Selection of tourniquets and hemostatic agents
As civilian EMS systems make decisions about hemostatic agents, they need to be aware that research has shown that not all tourniquets and hemostatic agents are equally effective despite the manufacturers’ claims and advertising. During the wars in Iraq and Afghanistan, the Department of Defense developed standardized models and techniques for evaluating tourniquets, hemostatic dressings, junctional tourniquets, chest seals, and other items designed to be used in prehospital trauma care. A review of this literature should be part of the selection process for any agency making procurement decisions about prehospital trauma equipment. Any item selected for procurement should ideally be (1) reasonable in price; (2) laboratory tested for safety and effectiveness; and (3) experience proven for safety and effectiveness. 

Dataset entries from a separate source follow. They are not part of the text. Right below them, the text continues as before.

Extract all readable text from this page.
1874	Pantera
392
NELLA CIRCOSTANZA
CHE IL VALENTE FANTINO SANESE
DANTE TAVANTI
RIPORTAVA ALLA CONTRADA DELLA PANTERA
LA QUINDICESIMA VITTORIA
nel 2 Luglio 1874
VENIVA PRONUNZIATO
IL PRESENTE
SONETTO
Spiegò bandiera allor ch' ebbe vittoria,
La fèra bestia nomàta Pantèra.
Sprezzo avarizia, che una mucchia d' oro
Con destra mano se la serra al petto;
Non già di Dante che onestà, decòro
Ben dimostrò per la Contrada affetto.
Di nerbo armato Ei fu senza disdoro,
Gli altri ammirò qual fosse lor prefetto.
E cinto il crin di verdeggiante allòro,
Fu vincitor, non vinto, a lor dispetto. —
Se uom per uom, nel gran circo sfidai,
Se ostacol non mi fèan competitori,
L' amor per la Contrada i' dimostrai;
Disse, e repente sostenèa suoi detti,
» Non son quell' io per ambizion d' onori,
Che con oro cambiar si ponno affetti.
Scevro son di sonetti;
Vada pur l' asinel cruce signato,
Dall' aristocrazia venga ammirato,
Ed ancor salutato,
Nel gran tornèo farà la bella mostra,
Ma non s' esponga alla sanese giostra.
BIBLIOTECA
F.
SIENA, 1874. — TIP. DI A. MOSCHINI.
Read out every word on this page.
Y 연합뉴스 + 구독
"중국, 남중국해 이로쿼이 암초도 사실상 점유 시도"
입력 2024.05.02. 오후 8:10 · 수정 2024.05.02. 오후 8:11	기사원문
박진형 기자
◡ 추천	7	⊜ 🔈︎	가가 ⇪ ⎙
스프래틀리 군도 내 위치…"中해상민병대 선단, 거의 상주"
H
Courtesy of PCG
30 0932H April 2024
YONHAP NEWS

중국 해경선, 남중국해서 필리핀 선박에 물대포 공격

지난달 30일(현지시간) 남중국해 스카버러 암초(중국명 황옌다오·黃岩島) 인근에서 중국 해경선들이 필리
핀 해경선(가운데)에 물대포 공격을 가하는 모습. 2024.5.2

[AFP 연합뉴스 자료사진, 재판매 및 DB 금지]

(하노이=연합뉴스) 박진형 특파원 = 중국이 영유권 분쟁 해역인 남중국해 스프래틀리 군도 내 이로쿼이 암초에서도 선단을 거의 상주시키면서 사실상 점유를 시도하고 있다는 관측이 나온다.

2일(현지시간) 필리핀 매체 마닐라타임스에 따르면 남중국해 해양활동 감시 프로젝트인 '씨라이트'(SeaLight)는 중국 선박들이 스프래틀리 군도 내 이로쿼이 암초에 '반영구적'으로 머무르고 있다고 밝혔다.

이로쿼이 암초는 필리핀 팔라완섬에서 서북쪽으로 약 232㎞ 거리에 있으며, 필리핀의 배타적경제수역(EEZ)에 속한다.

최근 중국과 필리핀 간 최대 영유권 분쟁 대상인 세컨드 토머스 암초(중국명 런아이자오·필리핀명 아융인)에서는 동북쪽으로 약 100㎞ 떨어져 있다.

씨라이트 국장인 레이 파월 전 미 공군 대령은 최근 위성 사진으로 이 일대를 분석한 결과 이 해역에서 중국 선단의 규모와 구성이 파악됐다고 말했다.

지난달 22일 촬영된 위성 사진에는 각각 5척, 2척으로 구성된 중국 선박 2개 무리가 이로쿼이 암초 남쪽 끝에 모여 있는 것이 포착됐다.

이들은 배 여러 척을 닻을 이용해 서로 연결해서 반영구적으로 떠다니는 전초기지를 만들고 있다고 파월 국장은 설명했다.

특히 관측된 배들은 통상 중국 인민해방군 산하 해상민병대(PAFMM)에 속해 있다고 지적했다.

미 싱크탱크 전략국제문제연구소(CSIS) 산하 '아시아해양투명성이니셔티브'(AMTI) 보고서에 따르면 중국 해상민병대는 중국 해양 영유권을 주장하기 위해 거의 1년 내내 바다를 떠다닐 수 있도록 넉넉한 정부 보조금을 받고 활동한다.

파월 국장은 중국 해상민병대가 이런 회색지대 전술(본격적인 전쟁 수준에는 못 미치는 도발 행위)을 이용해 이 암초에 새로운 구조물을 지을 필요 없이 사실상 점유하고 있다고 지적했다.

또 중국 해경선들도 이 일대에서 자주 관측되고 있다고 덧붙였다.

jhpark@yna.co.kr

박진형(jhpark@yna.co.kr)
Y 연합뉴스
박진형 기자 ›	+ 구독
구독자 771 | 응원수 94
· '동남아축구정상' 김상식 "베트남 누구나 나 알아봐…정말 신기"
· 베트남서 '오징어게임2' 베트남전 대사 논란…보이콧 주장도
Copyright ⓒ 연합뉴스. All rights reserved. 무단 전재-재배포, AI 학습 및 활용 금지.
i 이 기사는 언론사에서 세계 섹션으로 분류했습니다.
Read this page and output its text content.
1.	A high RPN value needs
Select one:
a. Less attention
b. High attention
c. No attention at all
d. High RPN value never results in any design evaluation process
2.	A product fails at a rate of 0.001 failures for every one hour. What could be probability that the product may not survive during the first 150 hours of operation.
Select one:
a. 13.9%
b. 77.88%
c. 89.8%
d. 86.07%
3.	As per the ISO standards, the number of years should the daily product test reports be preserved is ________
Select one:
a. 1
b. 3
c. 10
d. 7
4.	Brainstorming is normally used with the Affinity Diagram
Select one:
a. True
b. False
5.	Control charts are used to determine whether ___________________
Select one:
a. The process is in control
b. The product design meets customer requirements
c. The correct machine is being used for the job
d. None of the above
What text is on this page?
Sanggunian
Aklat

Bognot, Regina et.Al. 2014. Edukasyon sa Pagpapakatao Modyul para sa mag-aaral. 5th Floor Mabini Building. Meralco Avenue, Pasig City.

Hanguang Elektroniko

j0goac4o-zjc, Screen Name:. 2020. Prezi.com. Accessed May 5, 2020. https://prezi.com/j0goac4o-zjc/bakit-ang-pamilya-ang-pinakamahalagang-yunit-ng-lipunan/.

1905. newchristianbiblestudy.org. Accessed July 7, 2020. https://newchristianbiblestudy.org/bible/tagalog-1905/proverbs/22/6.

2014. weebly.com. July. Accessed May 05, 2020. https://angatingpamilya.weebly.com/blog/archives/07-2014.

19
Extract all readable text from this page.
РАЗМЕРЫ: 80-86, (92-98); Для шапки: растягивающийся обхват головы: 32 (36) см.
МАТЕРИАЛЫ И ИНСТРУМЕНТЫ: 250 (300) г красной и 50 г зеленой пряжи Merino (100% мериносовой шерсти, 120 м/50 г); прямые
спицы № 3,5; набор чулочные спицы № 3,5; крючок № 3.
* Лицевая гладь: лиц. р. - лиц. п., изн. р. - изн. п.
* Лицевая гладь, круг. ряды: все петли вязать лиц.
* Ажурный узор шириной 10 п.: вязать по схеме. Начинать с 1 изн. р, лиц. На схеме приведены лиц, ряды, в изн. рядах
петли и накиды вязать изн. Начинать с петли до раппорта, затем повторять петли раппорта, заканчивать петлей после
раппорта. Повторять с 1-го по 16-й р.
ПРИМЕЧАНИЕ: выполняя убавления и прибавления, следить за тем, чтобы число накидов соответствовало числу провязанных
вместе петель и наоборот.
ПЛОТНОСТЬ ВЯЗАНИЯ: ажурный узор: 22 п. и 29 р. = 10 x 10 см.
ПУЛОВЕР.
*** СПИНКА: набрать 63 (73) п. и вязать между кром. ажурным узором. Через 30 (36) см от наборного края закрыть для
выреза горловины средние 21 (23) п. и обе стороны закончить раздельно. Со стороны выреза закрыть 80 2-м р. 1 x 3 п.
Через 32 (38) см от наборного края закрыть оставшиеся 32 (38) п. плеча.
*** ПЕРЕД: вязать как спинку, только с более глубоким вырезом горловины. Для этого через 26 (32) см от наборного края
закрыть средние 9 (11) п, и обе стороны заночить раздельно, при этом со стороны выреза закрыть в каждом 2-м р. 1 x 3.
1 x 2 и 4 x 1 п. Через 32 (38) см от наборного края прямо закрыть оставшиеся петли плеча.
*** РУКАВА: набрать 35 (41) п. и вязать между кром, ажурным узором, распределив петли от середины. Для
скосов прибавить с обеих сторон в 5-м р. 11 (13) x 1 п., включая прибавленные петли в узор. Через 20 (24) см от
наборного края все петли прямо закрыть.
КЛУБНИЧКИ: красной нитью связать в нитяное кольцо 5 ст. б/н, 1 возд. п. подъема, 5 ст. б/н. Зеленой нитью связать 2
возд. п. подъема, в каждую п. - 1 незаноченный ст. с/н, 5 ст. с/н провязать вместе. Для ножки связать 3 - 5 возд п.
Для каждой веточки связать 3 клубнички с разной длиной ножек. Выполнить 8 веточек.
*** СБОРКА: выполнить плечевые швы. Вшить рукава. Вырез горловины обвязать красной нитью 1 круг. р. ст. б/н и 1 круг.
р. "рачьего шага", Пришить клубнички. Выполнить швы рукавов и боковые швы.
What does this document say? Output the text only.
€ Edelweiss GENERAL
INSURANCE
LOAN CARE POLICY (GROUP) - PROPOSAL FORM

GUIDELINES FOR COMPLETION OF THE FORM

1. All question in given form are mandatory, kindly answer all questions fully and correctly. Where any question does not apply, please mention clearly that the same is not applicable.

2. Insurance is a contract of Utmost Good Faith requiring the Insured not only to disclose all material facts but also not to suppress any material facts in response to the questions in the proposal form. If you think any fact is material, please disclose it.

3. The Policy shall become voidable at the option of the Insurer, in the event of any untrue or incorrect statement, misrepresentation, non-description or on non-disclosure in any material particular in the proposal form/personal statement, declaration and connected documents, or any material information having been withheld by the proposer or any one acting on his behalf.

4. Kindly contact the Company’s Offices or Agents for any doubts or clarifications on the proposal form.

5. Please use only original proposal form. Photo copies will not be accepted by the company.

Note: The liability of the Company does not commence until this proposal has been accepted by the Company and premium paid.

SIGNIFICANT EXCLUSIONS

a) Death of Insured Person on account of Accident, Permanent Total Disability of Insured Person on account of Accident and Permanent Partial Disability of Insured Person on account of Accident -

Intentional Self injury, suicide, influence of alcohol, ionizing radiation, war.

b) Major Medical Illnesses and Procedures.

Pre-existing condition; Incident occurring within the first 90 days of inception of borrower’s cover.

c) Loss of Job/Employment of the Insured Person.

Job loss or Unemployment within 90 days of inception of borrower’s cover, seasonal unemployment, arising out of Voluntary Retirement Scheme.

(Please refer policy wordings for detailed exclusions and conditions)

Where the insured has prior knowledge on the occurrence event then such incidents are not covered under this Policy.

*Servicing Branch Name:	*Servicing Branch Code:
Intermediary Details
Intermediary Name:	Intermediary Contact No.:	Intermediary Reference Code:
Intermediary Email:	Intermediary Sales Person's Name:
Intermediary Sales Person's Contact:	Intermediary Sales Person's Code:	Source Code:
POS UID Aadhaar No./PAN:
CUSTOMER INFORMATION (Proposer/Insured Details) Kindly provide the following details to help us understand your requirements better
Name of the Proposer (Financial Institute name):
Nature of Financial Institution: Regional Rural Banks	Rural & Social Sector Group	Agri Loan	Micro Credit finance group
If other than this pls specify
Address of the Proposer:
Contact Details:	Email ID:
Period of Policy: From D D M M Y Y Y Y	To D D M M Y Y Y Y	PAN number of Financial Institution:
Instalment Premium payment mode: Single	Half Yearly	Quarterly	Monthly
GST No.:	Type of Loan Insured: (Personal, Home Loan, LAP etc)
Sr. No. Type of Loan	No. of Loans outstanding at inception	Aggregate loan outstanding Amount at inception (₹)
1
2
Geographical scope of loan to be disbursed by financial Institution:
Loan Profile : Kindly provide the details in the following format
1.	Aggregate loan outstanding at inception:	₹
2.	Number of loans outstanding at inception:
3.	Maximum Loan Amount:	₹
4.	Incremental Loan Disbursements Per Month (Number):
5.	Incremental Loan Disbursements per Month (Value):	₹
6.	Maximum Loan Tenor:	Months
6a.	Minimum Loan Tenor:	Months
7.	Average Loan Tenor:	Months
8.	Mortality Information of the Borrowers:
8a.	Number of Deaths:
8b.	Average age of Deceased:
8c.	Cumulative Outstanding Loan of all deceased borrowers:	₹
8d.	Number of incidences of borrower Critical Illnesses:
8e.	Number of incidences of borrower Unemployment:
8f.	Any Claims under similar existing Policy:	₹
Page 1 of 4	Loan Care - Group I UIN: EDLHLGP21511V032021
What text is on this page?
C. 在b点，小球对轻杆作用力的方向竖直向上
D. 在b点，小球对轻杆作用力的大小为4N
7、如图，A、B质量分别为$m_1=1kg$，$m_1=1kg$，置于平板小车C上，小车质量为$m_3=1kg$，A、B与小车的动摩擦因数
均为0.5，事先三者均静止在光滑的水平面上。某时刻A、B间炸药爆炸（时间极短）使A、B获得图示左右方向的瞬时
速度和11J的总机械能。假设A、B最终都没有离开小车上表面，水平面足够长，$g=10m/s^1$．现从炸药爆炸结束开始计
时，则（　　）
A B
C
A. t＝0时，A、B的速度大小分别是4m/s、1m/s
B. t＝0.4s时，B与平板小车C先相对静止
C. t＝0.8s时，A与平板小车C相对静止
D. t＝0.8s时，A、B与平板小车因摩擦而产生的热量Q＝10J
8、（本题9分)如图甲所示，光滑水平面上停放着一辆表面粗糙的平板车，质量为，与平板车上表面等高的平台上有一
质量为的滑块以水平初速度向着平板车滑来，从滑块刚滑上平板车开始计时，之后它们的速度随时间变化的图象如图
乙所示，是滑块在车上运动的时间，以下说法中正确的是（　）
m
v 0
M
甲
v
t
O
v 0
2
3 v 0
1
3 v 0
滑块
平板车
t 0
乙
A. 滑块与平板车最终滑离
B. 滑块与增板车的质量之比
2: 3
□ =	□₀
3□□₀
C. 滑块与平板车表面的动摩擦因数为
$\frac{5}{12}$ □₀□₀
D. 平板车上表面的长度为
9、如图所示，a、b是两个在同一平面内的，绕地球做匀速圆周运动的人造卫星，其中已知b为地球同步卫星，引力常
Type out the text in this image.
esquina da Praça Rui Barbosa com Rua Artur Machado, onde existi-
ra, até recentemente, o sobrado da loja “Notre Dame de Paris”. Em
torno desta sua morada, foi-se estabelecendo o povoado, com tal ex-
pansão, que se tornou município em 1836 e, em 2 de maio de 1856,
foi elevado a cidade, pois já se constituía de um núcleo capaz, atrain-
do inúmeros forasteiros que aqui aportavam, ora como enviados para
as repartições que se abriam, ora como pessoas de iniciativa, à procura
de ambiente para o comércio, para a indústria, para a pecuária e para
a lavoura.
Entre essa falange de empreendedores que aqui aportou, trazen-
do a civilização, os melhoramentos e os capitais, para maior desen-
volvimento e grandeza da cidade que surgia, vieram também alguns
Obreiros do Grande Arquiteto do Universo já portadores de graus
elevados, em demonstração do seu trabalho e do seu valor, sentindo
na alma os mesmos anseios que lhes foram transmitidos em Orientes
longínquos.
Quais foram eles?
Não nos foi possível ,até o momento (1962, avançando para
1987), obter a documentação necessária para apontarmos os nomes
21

Individual and pre-positioned trauma kits 
Military experience suggests that there should be at least two lists of trauma equipment: large kits that are pre-positioned for multiple people and smaller mobile kits for officers or first responders. All professional first responders should be equipped with bleeding control kits. Firefighters and law enforcement officers should carry tourniquets and hemostatic dressings in a kit on their person when responding. EMS equipment in the ambulance or helicopter should include hemorrhage control kits. All trauma centers should have these devices in their emergency departments. Training is paramount. Larger pre-positioned trauma kits should be placed at optimal locations for medical coverage of local events or locations. These larger kits would supply immediate needs in an active shooter event or mass casualty situation. Examples of locations where pre-positioned trauma kits would be of value are malls, movie theaters, schools, and sporting events. There is a growing recognition that the hemorrhage control kits should be positioned next to automated external defibrillators. 

Recommendation 
External hemorrhage control can be accomplished easily by welltrained and well-equipped people, whether they are professional first responders or civilians. Tourniquets and hemostatic dressings should reduce preventable deaths from external hemorrhage in the civilian sector, just as they have done in the military. The recommendations for early effective hemorrhage control with commercial devices are important and similar to those of the CoTCCC, the U.S. military, the American College of Surgeons Committee on Trauma, the American College of Emergency Physicians, the National Association of Emergency Medical Technicians, and the Hartford Consensus III. The lessons learned in early hemorrhage control have been gained and applied in the crucible of battle. Widespread application of tourniquets and hemostatic dressings for hemorrhage control after civilian injury will save lives.